Ángel Guerra (Galdós)/001

Ángel Guerra
Primera parte - Capítulo I - Desengañado

de Benito Pérez Galdós


Amanecía ya cuando la infeliz mujer, que había pasado en claro toda la noche esperándole, sintió en la puerta los porrazos con que el incorregible trasnochador acostumbraba llamar, por haberse roto, días antes, la cadena de la campanilla... ¡Ay, gracias a Dios! El momento aquel, los golpes en la puerta, a punto que la aurora se asomaba risueña por los vidrios del balcón, anularon súbitamente toda la tristeza de la angustiosa y larguísima noche. Menos tiempo del que empleo en decirlo, tardó ella en correr desde la salita a la entrada de la casa, y antes que abriera, ya empujaba él, ansioso de refugiarse en la estrecha y apartada vivienda.

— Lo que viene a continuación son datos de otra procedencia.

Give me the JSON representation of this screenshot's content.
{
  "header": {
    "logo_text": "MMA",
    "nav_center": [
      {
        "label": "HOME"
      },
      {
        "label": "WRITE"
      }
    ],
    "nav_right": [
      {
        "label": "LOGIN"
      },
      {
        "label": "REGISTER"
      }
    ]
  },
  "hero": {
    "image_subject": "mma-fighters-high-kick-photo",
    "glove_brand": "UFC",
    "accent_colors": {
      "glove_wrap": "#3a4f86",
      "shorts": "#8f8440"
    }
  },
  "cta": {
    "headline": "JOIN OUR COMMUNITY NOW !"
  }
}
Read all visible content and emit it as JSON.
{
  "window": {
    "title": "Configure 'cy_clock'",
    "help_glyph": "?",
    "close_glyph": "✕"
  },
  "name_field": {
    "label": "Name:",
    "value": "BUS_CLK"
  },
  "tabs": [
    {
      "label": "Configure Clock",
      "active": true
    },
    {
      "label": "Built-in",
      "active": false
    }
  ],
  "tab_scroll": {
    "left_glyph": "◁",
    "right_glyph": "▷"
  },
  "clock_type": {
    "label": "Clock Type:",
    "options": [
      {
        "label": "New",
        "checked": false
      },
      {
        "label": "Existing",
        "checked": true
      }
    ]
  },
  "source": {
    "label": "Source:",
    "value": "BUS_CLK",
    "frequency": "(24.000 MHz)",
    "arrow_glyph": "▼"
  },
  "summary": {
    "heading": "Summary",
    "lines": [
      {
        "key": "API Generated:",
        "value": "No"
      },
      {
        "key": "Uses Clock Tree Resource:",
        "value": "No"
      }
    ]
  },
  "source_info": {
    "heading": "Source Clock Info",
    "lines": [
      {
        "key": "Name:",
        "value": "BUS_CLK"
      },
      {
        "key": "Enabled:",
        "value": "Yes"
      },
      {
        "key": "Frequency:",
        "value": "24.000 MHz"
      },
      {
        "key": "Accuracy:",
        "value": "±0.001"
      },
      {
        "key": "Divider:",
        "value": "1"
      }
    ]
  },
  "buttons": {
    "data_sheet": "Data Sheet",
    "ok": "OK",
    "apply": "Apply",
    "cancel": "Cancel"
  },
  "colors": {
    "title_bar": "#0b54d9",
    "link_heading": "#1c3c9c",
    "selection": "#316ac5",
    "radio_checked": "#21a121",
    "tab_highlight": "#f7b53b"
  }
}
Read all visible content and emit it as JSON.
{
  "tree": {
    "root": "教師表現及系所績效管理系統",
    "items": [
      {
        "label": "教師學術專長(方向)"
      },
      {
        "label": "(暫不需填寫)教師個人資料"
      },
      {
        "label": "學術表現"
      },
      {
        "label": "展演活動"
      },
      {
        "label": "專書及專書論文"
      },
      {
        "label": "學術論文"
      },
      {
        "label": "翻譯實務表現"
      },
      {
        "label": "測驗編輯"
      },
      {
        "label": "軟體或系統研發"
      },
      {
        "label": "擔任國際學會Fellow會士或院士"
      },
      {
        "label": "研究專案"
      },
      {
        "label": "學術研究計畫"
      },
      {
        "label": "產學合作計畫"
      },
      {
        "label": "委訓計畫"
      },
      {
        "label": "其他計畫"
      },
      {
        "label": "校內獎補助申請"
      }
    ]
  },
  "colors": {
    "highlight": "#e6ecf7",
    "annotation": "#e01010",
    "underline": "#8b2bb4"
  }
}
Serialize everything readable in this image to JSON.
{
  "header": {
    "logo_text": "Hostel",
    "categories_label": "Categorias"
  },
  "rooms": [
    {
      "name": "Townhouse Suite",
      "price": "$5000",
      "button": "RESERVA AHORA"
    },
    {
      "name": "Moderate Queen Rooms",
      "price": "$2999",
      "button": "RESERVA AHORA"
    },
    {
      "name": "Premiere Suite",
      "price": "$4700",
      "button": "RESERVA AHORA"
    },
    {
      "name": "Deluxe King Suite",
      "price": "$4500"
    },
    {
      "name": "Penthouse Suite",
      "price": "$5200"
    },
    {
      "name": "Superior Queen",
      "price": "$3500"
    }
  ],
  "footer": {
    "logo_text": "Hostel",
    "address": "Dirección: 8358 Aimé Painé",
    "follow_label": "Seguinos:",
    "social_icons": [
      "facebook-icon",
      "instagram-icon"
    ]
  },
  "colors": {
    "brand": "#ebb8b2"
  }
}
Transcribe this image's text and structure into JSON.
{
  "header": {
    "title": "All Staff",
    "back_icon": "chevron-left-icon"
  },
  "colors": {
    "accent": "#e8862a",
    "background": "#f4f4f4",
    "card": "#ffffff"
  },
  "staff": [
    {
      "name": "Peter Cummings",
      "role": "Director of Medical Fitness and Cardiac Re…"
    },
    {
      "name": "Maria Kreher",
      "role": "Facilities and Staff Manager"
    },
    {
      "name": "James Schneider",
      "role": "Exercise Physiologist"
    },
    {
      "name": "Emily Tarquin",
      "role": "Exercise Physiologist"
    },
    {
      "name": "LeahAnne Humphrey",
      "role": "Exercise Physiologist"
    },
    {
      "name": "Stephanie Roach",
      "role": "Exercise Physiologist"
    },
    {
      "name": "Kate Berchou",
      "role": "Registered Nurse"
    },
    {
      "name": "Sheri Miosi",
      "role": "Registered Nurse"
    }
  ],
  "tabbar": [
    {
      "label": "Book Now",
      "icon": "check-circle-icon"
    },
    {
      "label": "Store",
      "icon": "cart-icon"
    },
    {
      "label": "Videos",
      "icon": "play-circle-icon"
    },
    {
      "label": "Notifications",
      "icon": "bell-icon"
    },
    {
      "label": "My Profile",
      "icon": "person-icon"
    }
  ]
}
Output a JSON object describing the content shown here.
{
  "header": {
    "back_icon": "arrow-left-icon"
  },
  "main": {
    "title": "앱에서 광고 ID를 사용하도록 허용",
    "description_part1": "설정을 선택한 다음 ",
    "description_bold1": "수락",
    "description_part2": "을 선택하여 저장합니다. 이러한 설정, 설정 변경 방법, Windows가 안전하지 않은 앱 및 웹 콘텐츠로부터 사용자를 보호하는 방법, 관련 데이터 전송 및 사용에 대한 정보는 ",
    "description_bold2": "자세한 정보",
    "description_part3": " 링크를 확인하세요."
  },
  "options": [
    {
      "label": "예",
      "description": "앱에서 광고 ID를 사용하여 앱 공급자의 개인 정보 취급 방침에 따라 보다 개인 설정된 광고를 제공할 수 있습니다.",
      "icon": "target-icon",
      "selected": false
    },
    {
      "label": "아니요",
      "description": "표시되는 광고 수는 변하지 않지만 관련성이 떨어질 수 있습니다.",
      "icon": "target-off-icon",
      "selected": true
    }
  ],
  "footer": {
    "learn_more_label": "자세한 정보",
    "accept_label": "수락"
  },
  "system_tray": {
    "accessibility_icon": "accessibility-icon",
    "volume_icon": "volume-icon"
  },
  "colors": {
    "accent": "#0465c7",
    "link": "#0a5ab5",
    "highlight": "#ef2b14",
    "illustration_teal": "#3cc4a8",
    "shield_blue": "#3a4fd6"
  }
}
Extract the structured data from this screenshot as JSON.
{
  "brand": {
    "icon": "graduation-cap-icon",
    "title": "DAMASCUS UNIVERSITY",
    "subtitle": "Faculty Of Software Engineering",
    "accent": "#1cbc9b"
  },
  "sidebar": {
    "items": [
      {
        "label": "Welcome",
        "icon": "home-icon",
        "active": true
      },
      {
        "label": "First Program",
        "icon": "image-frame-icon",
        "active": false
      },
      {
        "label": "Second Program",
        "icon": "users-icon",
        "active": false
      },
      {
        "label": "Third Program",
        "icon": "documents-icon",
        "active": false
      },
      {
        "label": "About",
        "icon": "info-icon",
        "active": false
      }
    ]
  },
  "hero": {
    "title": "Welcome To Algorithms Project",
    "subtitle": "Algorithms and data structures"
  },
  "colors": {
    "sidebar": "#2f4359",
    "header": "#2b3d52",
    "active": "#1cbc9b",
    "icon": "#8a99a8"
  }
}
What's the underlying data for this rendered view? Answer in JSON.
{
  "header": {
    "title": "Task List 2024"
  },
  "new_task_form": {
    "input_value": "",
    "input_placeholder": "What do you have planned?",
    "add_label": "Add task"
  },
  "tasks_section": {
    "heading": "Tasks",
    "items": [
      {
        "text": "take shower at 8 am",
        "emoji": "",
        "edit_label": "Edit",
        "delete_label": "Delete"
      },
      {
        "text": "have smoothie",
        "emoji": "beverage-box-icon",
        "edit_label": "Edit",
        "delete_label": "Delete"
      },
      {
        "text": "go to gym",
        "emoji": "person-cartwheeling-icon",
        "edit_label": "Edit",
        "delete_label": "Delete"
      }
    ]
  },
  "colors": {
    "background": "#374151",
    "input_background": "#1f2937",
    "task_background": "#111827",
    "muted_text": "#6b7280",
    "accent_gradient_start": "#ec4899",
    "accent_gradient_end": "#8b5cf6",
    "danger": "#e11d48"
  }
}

Precipitemos la narración diciendo que la que abría se llamaba Dulcenombre, y el que entró Ángel Guerra, hombre más bien grueso que flaco, de regular estatura, color cetrino y recia complexión, cara de malas pulgas y... Pero ¿a qué tal prisa? Calma, y dígase ahora tan sólo que Dulcenombre, en cuanto le echó los ojos encima (para que la verdad resplandezca desde el principio, bueno será indicar sin rebozo que era su amante), notó el demudado rostro que aquella mañana se traía, mohín de rabia, mirar atravesado y tempestuoso. Juntos pasaron a la sala, y lo primero que hizo Guerra fue tirar al suelo el ajado sombrero, y mostrar a la joven su mano izquierda mojada de sangre fresca, que por los dedos goteaba.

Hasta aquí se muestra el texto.